Por Pablo Pellegrino

En una negociación a contrarreloj fruto del repudio generalizado en todo el arco opositor y parte de los aliados al oficialismo, el secretario de Energía, Javier Iguacel, comunicó la decisión de dar marcha atrás con la compensación que debían pagar los usuarios del servicio de gas a las distribuidoras por el incremento de la deuda que ellas mantienen con las petroleras fruto de la depreciación del peso.

Según trascendió, a partir del año que viene las empresas petroleras absorberán una parte del costo y el Estado pagará en 30 cuotas hasta 2021 la otra parte.

Horas antes del anuncio que dejó sin efecto la resolución que Iguacel había firmado y se había publicado en el Boletín Oficial, el presidente Mauricio Macri había dicho: “Me duele en el alma cada aumento porque sé lo que les está costando llegar a fin de mes a los argentinos. Pero no les puedo mentir: no me eligieron para que les mienta, sino para que los guíe al futuro”.
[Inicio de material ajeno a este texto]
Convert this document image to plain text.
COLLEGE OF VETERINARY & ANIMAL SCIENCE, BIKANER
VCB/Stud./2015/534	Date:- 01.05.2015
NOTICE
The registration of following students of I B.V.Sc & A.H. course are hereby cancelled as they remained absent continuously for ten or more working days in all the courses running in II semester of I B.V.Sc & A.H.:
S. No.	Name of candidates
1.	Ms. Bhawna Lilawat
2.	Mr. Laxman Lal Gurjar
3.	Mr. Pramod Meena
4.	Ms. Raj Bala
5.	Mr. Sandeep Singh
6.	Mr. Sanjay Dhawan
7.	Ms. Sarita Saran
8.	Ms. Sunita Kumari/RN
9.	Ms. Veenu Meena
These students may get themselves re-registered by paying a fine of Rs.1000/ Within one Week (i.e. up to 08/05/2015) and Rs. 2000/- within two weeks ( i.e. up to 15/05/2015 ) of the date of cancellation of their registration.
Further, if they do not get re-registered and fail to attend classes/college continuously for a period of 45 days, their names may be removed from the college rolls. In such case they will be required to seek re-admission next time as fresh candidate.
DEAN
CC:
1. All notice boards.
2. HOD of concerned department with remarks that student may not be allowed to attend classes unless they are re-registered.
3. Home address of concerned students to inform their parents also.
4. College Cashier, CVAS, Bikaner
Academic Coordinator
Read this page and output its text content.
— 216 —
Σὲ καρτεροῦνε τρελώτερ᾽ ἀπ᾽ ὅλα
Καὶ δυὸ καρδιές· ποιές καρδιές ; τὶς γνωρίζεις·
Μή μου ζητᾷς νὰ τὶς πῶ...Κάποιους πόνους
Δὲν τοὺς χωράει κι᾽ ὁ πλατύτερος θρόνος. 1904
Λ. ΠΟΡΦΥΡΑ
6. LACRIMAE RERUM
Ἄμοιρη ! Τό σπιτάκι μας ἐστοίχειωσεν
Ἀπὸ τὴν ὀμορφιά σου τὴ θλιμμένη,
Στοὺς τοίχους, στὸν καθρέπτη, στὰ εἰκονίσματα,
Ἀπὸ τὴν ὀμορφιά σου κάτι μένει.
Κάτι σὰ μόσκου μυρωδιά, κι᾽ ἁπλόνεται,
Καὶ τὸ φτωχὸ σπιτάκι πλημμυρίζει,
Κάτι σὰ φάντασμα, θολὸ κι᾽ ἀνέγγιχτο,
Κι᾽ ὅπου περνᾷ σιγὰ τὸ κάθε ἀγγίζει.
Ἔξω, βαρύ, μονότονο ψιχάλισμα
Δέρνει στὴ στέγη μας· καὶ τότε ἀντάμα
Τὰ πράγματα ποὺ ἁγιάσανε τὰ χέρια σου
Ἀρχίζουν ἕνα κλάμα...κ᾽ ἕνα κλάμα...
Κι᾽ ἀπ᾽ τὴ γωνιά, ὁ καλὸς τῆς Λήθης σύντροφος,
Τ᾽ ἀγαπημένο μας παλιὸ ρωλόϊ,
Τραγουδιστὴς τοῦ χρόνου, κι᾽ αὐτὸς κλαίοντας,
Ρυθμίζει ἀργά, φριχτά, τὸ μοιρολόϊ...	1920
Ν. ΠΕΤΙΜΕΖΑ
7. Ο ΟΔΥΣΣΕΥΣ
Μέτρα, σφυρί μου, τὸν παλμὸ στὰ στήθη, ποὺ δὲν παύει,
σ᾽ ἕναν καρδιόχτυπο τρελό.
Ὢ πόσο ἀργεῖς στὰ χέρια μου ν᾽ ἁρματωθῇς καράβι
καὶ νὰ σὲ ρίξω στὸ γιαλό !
En diálogo con una radio de la localidad bonaerense de Olavarría, Macri eligió nuevamente criticar el sistema de subsidios a los servicios públicos y consideró que “esa comodidad fue como una borrachera, que después cuando te despertás a la mañana te duele la cabeza”.

Como en otras ocasiones, el gobierno parece haber apostado al “si pasa, pasa” con el aumento extraordinario que había aprobado, y en medio del escándalo y la unidad opositora para dar de baja la medida en el Congreso, decidió dar marcha atrás.

La senadora nacional de Unidad Ciudadana, Cristina Fernández de Kirchner, que había presentado uno de los proyectos para derogar la resolución de Energía, cuestionó el anuncio bajo la consigna “de guatemala a guatepeor”.

“Ahora van a destinar recursos públicos, o sea impuestos que pagamos todos y todas, para que las millonarias cifras de ganancias en dólares que las empresas lograron por los tarifazos no disminuyan por la devaluación”, afirmó la expresidenta. Y agregó: “En criollo: al ciudadano o ciudadana común que sufrió el impacto de la devaluación en su salario, en el supermercado, en la prepaga, en el colegio de sus hijos, en el transporte, en los medicamentos… A esos nadie les cubre nada y les sigue aumentando todo”.

“No sólo a los ciudadanos y ciudadanas de a pie, también a las pymes e incluso a las grandes empresas que no tuvieron la ‘visión’ de ‘invertir’ en servicios públicos o en producción de petróleo y gas”, continuó. Y manifestó: “este ya ni siquiera es un gobierno de ricos para ricos, sino de algunos ricos para ellos mismos y para sus amigos”.

“Espero que lo publicado sólo sea un error de información y que las empresas productoras y distribuidoras de gas absorban la devaluación como lo ha hecho el resto de los argentinos y argentinas de a pie, los comerciantes y los empresarios”, concluyó Cristina.

“Resistimos juntos desde el Congreso y la calle y Macri reculó con las cuotas del gas. Lo que no cambia es su fin: favorecer a los grandes haciendo que el Estado les pague. Entonces, el tarifazo sigue y es a costa de nuestros bolsillos. Frenemos esto y el #PresupuestoDelAjuste”, manifestó, por su parte, el jefe de la bancada kirchnerista en Diputados, Agustín Rossi.